Oh lordy, I've got a thing to say about your Javascript.
You could keep the word pairs server side and retrieve them as the page is accessed... or at the very least if you're going to store all your data in a static file you could store them in an array to save space, instead of the whole links. You could get real fancy and make some kind of soundex map thing.
Question: did you just break each word into syllables, and find soundex matches?
No worries, though, I like the compulsive punning. I just like talking about things on the internet.
Is that a function with a 560000+ lines long comment inside of it, that gets turned into a string, then sliced, and split on newlines, then assigned to a global variable that gets used in another global function?
It took a minute just to open the source code in my browser. Chrome used 5.2GB of RAM while viewing the source code, just for that tab.
This is one of those things I would have just assumed was impossible, so never would have tried. Not that I should try something like this, mind, but it is a good reminder not to underestimate these machines we have.
Yeah! Just goes to show you can make a cool thing that is really quick and dirty under the hood.
You could make this page load instantly by making the random selection happen in the backend instead of in the browser, but then I guess it would no longer just be a static file.
You could also just have a compact array of pairs and then generate the sentences in the browser instead of having half a million pre-generated strings.
I feel that to really make this work you would need to filter words with common origins. Like, if one word appears in the dictionary definition of the other word, they likely aren't going to be funny.
Examples:
YOU PUT THE REFINE IN REFINERY.
YOU PUT THE DETECT IN DETECTS.
YOU PUT THE POLYTECHNOLOGY IN POLYTECHNOLOGIES.
But words with no commonality at all and a good rhyme are brilliant.
Hmm, rhymes don't really do it for me. I might even filter out rhymes if I built this. I've heard humans use this format often enough, and I don't think I've ever heard someone use a rhyme. It's just too easy. Putting "the cologne in colonialism" is significantly better.
Yeah, I think the currently allows 1-phoneme differences. I think it would be better if it only allowed 2-3+ phoneme differences when at the end of the word. -s -ies -y arent interesting suffixes.
There are also some that are just nonsensical but when you read a dozen of these in a row, they feel actually kind of funny. Just tunes your brain to a different wavelength.
This is great! Just wish it was possible to filter out uncommon words. I have no idea what half of them means or how they're supposed to be pronounced (non-native).
Maybe they should do a You Can't Spell X without Y snowclone generator next.
Detractors of the popular genre of music often trot out the old adage "you can't spell crap without rap", but what most people fail to realize is that you can't spell fish and chip shop without hip hop.

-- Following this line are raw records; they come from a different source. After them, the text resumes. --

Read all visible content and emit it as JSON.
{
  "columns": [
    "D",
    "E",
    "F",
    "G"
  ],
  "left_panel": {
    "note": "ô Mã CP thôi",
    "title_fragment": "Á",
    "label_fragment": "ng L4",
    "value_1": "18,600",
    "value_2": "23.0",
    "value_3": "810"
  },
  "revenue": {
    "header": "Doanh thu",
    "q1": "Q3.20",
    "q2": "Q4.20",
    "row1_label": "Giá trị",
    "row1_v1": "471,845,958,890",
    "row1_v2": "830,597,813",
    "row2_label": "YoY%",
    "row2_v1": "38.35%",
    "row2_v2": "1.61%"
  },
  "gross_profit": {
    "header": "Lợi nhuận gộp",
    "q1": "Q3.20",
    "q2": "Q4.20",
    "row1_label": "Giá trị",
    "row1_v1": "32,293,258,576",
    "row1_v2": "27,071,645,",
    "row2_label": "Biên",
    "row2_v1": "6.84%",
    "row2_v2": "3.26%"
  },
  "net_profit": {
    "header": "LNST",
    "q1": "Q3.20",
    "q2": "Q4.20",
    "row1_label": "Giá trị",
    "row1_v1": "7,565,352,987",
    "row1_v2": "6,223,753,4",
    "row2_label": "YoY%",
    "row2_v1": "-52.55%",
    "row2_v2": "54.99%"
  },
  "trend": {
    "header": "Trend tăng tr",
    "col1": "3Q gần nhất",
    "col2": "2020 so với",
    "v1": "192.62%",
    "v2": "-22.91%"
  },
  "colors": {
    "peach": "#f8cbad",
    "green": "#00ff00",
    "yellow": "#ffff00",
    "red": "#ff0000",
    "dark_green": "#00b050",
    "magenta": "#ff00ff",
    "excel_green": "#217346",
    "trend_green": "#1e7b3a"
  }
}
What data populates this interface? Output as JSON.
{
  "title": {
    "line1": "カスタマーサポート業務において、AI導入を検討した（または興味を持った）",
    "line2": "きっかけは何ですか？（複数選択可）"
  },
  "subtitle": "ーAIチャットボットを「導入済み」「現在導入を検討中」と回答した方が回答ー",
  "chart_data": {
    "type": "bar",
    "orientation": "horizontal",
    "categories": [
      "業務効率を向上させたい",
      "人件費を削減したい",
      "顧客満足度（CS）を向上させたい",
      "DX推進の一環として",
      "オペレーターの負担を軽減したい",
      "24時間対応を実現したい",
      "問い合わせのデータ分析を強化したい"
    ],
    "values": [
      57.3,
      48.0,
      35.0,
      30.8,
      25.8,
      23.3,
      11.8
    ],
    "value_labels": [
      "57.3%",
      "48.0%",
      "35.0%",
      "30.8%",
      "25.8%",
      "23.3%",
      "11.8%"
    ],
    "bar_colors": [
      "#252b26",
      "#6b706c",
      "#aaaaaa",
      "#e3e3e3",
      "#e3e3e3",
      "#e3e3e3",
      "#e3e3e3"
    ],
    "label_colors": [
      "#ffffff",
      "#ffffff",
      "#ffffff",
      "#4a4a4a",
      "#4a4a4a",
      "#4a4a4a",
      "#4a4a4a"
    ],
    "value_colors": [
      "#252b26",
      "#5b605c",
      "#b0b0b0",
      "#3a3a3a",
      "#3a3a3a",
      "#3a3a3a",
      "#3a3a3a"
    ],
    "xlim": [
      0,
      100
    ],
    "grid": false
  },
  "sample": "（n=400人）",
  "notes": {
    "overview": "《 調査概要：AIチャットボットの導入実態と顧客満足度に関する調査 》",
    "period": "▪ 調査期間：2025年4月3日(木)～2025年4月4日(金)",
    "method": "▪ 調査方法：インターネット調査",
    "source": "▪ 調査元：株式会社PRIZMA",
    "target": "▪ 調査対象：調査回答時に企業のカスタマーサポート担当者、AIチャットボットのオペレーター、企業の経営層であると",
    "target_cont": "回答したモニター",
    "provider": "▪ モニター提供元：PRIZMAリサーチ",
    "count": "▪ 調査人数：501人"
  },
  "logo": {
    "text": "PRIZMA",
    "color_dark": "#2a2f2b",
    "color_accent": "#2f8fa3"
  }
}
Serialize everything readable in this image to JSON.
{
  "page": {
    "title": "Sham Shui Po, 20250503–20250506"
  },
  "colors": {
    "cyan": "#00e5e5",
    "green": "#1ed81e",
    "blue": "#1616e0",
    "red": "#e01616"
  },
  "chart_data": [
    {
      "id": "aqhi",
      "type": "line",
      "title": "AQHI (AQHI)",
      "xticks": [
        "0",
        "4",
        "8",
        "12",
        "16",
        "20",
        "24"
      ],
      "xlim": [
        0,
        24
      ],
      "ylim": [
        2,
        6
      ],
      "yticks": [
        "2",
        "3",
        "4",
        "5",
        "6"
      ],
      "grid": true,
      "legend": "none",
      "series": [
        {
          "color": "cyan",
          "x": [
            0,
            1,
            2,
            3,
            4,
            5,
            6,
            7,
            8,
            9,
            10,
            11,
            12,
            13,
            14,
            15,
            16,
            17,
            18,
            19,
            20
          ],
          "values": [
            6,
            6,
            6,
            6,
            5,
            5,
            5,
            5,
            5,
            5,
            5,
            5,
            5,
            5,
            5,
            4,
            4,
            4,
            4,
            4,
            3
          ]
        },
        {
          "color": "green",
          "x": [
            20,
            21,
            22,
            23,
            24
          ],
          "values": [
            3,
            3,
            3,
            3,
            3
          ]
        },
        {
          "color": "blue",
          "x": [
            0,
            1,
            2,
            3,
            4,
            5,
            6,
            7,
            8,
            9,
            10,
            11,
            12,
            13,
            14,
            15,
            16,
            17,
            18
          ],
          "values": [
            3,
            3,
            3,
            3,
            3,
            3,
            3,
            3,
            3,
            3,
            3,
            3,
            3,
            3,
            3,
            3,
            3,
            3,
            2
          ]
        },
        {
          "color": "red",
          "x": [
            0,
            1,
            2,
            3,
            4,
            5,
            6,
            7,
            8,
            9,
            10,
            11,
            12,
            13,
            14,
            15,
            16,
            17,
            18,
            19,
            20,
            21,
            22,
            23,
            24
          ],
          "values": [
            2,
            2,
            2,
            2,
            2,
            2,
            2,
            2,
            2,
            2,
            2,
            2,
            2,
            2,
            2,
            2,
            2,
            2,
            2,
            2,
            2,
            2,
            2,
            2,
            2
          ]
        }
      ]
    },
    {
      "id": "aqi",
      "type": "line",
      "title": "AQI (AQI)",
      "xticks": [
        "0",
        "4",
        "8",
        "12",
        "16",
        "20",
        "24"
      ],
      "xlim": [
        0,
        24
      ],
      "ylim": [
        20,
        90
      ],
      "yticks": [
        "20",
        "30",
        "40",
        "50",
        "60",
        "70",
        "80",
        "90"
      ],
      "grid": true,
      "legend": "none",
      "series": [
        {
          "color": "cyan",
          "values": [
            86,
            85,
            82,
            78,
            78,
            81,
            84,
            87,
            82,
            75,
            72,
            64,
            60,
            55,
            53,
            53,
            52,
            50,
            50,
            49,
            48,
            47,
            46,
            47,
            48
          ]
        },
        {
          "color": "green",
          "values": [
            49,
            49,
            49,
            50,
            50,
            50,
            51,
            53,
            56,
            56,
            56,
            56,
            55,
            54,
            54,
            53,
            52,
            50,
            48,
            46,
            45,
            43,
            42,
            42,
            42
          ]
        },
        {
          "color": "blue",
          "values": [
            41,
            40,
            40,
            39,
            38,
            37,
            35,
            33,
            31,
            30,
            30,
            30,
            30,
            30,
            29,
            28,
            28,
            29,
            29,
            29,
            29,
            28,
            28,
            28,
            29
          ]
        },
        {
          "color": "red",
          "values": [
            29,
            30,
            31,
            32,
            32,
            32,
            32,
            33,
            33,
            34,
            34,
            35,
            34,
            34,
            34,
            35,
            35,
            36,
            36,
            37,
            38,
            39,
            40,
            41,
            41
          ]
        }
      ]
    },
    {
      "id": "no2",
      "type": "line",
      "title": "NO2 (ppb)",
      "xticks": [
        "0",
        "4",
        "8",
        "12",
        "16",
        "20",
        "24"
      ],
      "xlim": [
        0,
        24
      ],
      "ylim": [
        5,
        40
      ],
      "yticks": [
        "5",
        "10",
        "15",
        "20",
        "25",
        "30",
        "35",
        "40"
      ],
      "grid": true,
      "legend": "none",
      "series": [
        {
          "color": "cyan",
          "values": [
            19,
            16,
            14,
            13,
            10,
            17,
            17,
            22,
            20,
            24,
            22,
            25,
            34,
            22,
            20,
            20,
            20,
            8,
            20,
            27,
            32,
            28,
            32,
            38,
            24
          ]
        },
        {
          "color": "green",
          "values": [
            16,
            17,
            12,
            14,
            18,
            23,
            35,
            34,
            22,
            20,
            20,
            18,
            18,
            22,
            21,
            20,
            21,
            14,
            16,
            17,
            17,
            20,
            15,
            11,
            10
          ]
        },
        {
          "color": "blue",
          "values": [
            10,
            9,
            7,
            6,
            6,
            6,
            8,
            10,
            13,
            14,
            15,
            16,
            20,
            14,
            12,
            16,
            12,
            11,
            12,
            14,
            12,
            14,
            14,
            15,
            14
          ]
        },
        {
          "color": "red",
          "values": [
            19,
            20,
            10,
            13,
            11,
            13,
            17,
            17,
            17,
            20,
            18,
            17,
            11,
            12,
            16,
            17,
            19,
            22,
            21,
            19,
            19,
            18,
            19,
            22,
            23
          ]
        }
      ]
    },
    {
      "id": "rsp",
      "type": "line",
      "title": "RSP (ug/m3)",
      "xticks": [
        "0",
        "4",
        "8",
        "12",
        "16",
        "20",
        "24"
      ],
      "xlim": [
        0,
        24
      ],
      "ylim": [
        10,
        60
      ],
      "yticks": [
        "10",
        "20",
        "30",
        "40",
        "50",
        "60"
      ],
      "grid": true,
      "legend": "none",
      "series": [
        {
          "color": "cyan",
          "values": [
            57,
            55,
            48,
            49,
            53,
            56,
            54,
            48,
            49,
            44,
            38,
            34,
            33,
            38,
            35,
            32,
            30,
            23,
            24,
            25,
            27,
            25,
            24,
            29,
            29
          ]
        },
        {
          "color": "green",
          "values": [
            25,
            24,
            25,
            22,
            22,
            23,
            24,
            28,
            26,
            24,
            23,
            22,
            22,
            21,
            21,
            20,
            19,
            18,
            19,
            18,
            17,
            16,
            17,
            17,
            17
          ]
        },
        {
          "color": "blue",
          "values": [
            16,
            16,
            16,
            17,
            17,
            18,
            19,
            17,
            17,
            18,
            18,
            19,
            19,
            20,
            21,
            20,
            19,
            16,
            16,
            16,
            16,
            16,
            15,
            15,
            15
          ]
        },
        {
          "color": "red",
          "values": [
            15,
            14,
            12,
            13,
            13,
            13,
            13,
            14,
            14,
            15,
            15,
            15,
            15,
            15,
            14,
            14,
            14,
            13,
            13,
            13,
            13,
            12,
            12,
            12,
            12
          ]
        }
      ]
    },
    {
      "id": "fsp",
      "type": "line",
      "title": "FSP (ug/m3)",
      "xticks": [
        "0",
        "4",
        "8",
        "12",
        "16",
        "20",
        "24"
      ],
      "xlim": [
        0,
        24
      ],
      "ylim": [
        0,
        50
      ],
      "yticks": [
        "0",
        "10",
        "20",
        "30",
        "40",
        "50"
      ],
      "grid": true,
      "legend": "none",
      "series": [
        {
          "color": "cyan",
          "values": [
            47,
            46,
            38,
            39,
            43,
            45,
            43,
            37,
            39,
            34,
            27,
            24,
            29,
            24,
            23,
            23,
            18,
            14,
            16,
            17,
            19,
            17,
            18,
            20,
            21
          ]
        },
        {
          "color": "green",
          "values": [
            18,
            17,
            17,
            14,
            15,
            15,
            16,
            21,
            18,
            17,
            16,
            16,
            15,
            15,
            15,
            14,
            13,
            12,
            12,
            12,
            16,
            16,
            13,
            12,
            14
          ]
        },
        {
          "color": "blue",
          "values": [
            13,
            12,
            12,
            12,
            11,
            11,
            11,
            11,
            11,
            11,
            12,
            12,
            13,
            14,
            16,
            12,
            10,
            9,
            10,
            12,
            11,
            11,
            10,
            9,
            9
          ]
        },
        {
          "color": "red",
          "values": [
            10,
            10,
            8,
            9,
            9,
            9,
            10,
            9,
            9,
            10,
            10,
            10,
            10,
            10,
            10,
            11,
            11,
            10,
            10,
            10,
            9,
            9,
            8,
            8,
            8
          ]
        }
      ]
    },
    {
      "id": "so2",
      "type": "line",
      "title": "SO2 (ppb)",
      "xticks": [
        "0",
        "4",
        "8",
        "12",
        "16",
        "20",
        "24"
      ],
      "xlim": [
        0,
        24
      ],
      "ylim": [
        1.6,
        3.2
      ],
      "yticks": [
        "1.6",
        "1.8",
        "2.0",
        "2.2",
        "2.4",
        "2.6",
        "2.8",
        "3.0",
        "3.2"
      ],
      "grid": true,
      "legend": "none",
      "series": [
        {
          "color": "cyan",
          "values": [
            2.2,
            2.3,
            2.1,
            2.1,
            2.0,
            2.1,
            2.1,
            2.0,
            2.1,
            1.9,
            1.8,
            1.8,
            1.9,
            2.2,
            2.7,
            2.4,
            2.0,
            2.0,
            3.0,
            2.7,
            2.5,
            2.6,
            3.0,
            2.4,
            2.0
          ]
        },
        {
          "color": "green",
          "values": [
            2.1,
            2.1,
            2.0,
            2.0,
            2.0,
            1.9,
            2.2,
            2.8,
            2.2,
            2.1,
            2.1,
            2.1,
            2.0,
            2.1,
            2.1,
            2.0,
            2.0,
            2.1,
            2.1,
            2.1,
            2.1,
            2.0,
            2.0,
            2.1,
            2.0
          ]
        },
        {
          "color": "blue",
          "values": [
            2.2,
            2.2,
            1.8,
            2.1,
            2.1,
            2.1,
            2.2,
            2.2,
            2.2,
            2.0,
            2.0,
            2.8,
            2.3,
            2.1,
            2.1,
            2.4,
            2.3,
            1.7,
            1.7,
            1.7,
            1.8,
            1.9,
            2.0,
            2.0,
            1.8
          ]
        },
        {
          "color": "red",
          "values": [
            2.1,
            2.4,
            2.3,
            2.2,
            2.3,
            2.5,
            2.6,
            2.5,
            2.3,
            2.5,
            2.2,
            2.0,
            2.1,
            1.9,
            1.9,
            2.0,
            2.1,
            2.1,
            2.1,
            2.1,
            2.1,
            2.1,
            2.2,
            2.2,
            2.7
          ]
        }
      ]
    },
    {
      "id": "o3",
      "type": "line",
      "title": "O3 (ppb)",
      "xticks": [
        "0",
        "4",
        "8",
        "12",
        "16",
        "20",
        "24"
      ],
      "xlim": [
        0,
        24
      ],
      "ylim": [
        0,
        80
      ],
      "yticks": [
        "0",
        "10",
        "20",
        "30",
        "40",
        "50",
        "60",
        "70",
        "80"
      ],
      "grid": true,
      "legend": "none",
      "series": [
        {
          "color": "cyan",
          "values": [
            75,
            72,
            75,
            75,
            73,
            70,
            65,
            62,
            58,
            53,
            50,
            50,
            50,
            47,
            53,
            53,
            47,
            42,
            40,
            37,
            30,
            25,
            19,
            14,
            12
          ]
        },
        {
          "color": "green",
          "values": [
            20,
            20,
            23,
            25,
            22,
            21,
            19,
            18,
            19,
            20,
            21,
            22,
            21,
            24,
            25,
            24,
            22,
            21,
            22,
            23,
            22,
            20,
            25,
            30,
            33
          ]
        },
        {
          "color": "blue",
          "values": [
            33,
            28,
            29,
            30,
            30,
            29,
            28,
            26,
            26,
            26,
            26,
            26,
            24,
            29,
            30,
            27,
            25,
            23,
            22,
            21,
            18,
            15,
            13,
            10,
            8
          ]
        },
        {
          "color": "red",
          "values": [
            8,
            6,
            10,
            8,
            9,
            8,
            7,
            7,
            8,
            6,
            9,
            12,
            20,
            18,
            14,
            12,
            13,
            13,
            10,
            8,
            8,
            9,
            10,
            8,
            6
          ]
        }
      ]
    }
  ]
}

This reminds me of the time I needed to generate some names for testing, and I simply combined the Social Security list of most common first and last names at random. It turns out that the vast majority of possible name combinations are terrible. Not quite "Sleve McDichael" from the notorious Super Famicon game, but close.
Like this, I could read through a whole page of names before finding one that scans. Bennett Takeshita, e.g., is effectively unpronounceable.
I'm not positive what's going on here, but it seems like it's incorrectly detecting syllable divisions? If it thinks that the division is between "o" and "s" in the first and between "t" and "h" in the second, those results would make sense. I don't think anyone actually pronounces "reauthorize" like "warthog", though...
There really needs to be a filter to block these kinds of results.
I wish the word links would let me navigate the set of puns rather than going to google. X links should let me see all the combos that have the same word in the X position. Y links should do the same thing, mutatis mutandis.
Looks pretty great. If someone is looking to do something similar the NLTK has a library with mappings to the pronunciation or you can use soundex. I used the NLTK library for answering "How many rhymes are there in English"[1] but the phonemes were in a different format than IPA.
I don't know if there is something similar to the NLTK library with the mappings but for IPA
I noticed there's a few cases where a th sound puns with a t sound. For example, you put the OUGHT in ROTHMEYER. Intentional due to loose matching? Uncertainty in pronunciations? Or is this a bug where the θ phoneme is represented as the digraph th?
I've been looking for a good one that 1. includes variant pronunciations, and 2. distinguishes all phonemes, e.g. considers Rosa's and roses distinct. So far I haven't found any that fulfill these criteria.
If the author is reading I think a nice small improvement would be to prefix the Google search with "define" (as in: "define ${word}") to invoke Google's dictionary function.
Welp, I have to say it's a resounding success.